Have you ever wondered, “What if Peter Rabbit was done as a Guy Ritchie movie?”
How does the quaint little world of Beatrix Potter’s country garden and rabbit burrows mix with tough-talking city gangs trying to pull off complicated heists?
Australia is the first country to find out with Peter Rabbit 2 releasing here months before the US and a week before New Zealand – it’s a reversal of when the first movie was released, Australia lagged weeks behind America.
Featuring live action performances from Rose Byrne, Domhnall Gleeson and David Oyelowo and the voice talents of James Corden, Margot Robbie, Elizabeth Debicki and Colin Moody, Peter Rabbit 2 does what so many of these family movies do when go for round two – they go too big.
Whereas the surprisingly delightful original film was already pushing the boundaries of how far you can take Potter’s gentle stories, the sequel bulldozed the fence and went full tilt. Who needs quiet charm when you can have a chase in a sports car?
The worst part is it’s trying to be so meta about it, building its story around the premise of taking it too far, it’s hard to tell if director Will Gluck, who co-wrote the story with screenwriter Patrick Burleigh, is trying to punk us.
Perhaps it wouldn’t have been so glaring that this story features a ludicrous mission involving skydiving and ski slopes if there hadn’t just been a scene in which it’s made certain that such things are an artistic compromise of the rabbits’ story.
The wink-wink at the audience does not serve to absolve Peter Rabbit 2 of making that same mistake – it only amplifies it.
All that being said, maybe younger kids won’t care. Maybe they really do want to see Peter, Benjamin, Flopsy, Mopsy and Cottontail on a beach with ukuleles. But all the parents in the audience will find less to grab on to this time around – jokes about Kyoto/Tokyo and a particular Green Day needle drop notwithstanding.
Bea and Thomas have now married, and Peter and his friends have free run of the farm. No one needs to steal or go hungry, although Thomas’ prized tomatoes are off-limits.
Despite his best efforts, Peter feels Thomas still sees him as naughty and feels threatened by Thomas’s desire for a human baby. So, in an act of adolescent rebellion, when the family are in the not-so-big city of Gloucester, Peter runs off and falls in with a gang of thieving animals led by the smooth Barnabas (Lennie James).
Barnabas tells Peter he’s an old friend of Peter’s father and he’s impressed by Peter’s uncanny ability to get in and out of places with the loot. Peter is recruited for the heistiest of heists – where you half-expect Vinnie Jones to pop up from around the corner.

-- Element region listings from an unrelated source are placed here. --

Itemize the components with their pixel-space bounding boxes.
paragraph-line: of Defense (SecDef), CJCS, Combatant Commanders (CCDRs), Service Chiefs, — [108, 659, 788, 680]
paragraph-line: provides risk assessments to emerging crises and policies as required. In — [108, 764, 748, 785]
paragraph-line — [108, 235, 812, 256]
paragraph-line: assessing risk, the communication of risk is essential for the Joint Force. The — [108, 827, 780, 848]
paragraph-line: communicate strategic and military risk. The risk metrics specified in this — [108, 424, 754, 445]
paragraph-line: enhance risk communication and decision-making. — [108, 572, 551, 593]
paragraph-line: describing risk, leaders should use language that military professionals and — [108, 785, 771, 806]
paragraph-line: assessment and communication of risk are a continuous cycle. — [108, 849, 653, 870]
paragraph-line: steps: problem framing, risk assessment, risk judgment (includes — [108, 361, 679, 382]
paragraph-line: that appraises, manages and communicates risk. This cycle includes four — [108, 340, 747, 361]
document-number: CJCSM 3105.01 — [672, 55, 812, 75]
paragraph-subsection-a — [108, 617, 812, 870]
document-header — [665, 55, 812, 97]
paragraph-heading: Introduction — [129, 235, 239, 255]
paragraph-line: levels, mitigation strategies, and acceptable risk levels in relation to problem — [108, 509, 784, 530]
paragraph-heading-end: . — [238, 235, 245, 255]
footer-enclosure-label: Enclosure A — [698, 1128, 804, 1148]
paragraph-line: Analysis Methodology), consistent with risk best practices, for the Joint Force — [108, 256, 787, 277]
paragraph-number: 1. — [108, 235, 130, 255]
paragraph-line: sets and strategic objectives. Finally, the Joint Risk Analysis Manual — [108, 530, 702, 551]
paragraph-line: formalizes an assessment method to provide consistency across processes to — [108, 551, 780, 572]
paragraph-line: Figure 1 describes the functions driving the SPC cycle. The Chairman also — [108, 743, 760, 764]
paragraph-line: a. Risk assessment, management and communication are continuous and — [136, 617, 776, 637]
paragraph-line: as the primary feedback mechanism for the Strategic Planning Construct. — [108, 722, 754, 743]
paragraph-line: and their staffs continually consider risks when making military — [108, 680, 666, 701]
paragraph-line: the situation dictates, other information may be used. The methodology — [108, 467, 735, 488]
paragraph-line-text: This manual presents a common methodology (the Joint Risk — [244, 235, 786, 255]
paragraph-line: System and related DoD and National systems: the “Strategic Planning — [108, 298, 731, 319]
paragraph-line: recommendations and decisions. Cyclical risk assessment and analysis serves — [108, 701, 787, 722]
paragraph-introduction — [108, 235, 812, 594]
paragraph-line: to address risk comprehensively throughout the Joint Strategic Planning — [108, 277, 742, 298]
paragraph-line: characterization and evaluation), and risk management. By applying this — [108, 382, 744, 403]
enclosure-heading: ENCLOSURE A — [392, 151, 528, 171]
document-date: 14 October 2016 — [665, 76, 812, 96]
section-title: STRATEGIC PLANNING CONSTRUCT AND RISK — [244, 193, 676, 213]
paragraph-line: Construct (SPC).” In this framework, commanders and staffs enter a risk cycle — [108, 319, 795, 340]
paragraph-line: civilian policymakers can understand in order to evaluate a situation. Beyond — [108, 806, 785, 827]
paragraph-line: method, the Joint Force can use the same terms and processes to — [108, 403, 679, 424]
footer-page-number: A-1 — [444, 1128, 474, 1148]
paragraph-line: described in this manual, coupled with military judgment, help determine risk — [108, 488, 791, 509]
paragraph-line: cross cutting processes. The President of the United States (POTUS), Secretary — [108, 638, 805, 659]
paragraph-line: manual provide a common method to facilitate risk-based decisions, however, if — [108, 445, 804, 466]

Elsewhere, Bea’s self-published book about Peter and the rabbits is a hit and attracts the attention of a larger publisher, Nigel Basil-Jones (Oyelowo), who promises a massive print run, global domination and endless merchandise.
Of course, Nigel doesn’t want Bea to compromise her vision but what if she made a little tweak here and there? Before long, in Bea’s drawings, the rabbits are off to space! Yay for crass commercialism!
It’s always tempting for filmmakers to aim for something bigger in the sequel because no one wants to make the same movie over again – what would be the point? But that ambition is what’s led many astray before if it’s not thoughtfully tied back into what made those stories magical in the first place.
Whereas the first Peter Rabbit film certainly had its antics in Harrods and on the train, most of the action was contained to McGregor’s farm, even if those shenanigans involved dynamite and blueberry allergies.
By displacing most of Peter Rabbit 2 elsewhere, it loses the charm of Potter’s stories because as much as it was about Peter and his friends, it was also the idyllic setting of the countryside that functioned as a character in and of itself.
It’s something Bea understood in the film, but which escaped the filmmakers. In trying to do too much, even its story about family becomes muddled.
Even though the production values are impressive, from its top-notch animation to the transformation of Sydney suburbs into rural England, in casting off that commitment to the spirit of Potter’s stories, Peter Rabbit 2 is ultimately a hollow story let down by its writing.